August 16:
“Let me not be misunderstood. I do not discount the value of intellectual labor, but no amount of it is any compensation for bodily labor which every one of us is born to give for the common good of all.”
—Gandhi (Young India, October, 15, 1925)
When Jhaver Patel was a young man he felt called to be near Gandhi and participate in his ashram activities. One summer break from his studies, he decided to act on his desire and go to Sabarmati ashram. The year was 1929, one year before the great Salt March. Patel points out with a bit of humor that Gandhi welcomed him to the ashram, but wanted to test him to find out if he was really serious about participating in the movement or if he was just there to satisfy an intellectual curiosity. His six-week vacation duty at the ashram? Cleaning latrines. Perhaps that’s what he gets, after having written a letter to Gandhi three years prior telling him that he was spinning around 3,500 yards of khadi a day and considered himself, in the footsteps of Gandhiji and others, “a seeker after self-realization.” Nonetheless, a year after latrine cleaning at Sabarmati, he left his studies to join the ashram and study at Gandhiji’s university, Gujarat Vidyapith, instead, receiving his diploma from the Mahatma himself.
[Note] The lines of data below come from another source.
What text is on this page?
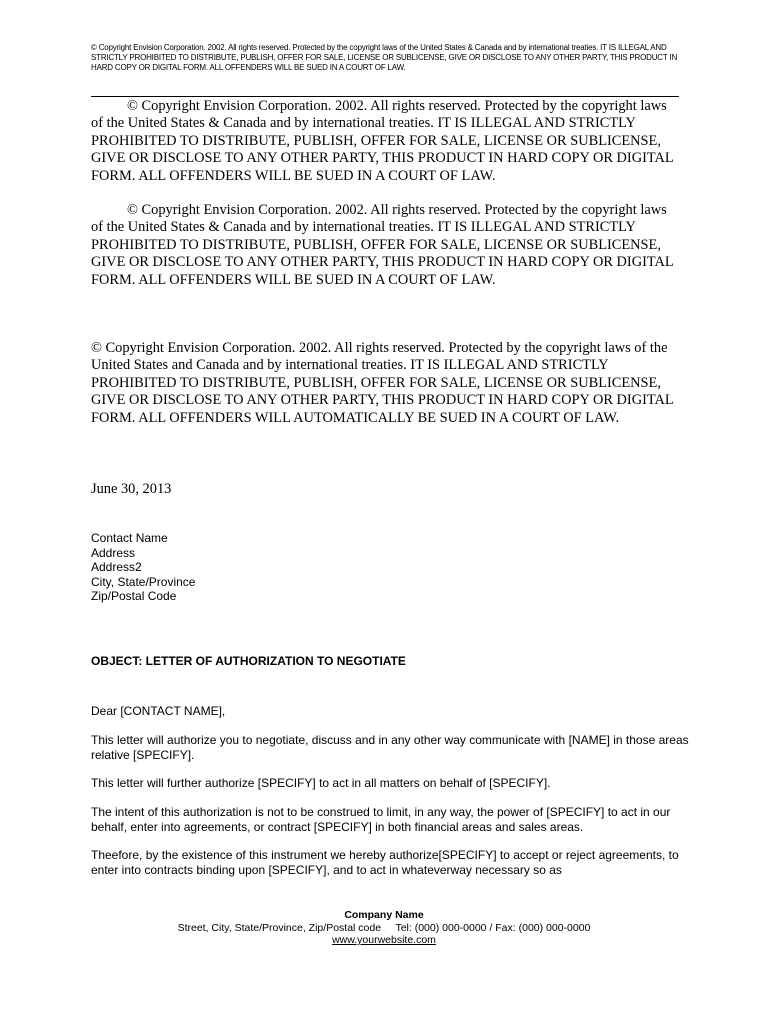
© Copyright Envision Corporation. 2002. All rights reserved. Protected by the copyright laws of the United States & Canada and by international treaties. IT IS ILLEGAL AND STRICTLY PROHIBITED TO DISTRIBUTE, PUBLISH, OFFER FOR SALE, LICENSE OR SUBLICENSE, GIVE OR DISCLOSE TO ANY OTHER PARTY, THIS PRODUCT IN HARD COPY OR DIGITAL FORM. ALL OFFENDERS WILL BE SUED IN A COURT OF LAW.
© Copyright Envision Corporation. 2002. All rights reserved. Protected by the copyright laws of the United States & Canada and by international treaties. IT IS ILLEGAL AND STRICTLY PROHIBITED TO DISTRIBUTE, PUBLISH, OFFER FOR SALE, LICENSE OR SUBLICENSE, GIVE OR DISCLOSE TO ANY OTHER PARTY, THIS PRODUCT IN HARD COPY OR DIGITAL FORM. ALL OFFENDERS WILL BE SUED IN A COURT OF LAW.
© Copyright Envision Corporation. 2002. All rights reserved. Protected by the copyright laws of the United States & Canada and by international treaties. IT IS ILLEGAL AND STRICTLY PROHIBITED TO DISTRIBUTE, PUBLISH, OFFER FOR SALE, LICENSE OR SUBLICENSE, GIVE OR DISCLOSE TO ANY OTHER PARTY, THIS PRODUCT IN HARD COPY OR DIGITAL FORM. ALL OFFENDERS WILL BE SUED IN A COURT OF LAW.
© Copyright Envision Corporation. 2002. All rights reserved. Protected by the copyright laws of the United States and Canada and by international treaties. IT IS ILLEGAL AND STRICTLY PROHIBITED TO DISTRIBUTE, PUBLISH, OFFER FOR SALE, LICENSE OR SUBLICENSE, GIVE OR DISCLOSE TO ANY OTHER PARTY, THIS PRODUCT IN HARD COPY OR DIGITAL FORM. ALL OFFENDERS WILL AUTOMATICALLY BE SUED IN A COURT OF LAW.
June 30, 2013
Contact Name
Address
Address2
City, State/Province
Zip/Postal Code
OBJECT: LETTER OF AUTHORIZATION TO NEGOTIATE
Dear [CONTACT NAME],
This letter will authorize you to negotiate, discuss and in any other way communicate with [NAME] in those areas relative [SPECIFY].
This letter will further authorize [SPECIFY] to act in all matters on behalf of [SPECIFY].
The intent of this authorization is not to be construed to limit, in any way, the power of [SPECIFY] to act in our behalf, enter into agreements, or contract [SPECIFY] in both financial areas and sales areas.
Theefore, by the existence of this instrument we hereby authorize[SPECIFY] to accept or reject agreements, to enter into contracts binding upon [SPECIFY], and to act in whateverway necessary so as
Company Name
Street, City, State/Province, Zip/Postal code     Tel: (000) 000-0000 / Fax: (000) 000-0000
www.yourwebsite.com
Ok, ok, and he and his wife were also arrested in the freedom struggle–which is the higher honor according to Gandhi, do you think? Later, he dedicated himself to the uplift of the rural poor in India, working with the well-known economist and Gandhian, J.C. Kumarappa. Patel’s diploma was not based on intellectual achievement alone; it was the ‘muscle memory’ of the bread labour he had experienced, and the humility gained, that made him a complete satyagrahi.
Experiment in Nonviolence:
Analyze the constructive and obstructive factors in this little success story. And if you feel up to it, clean the bathroom!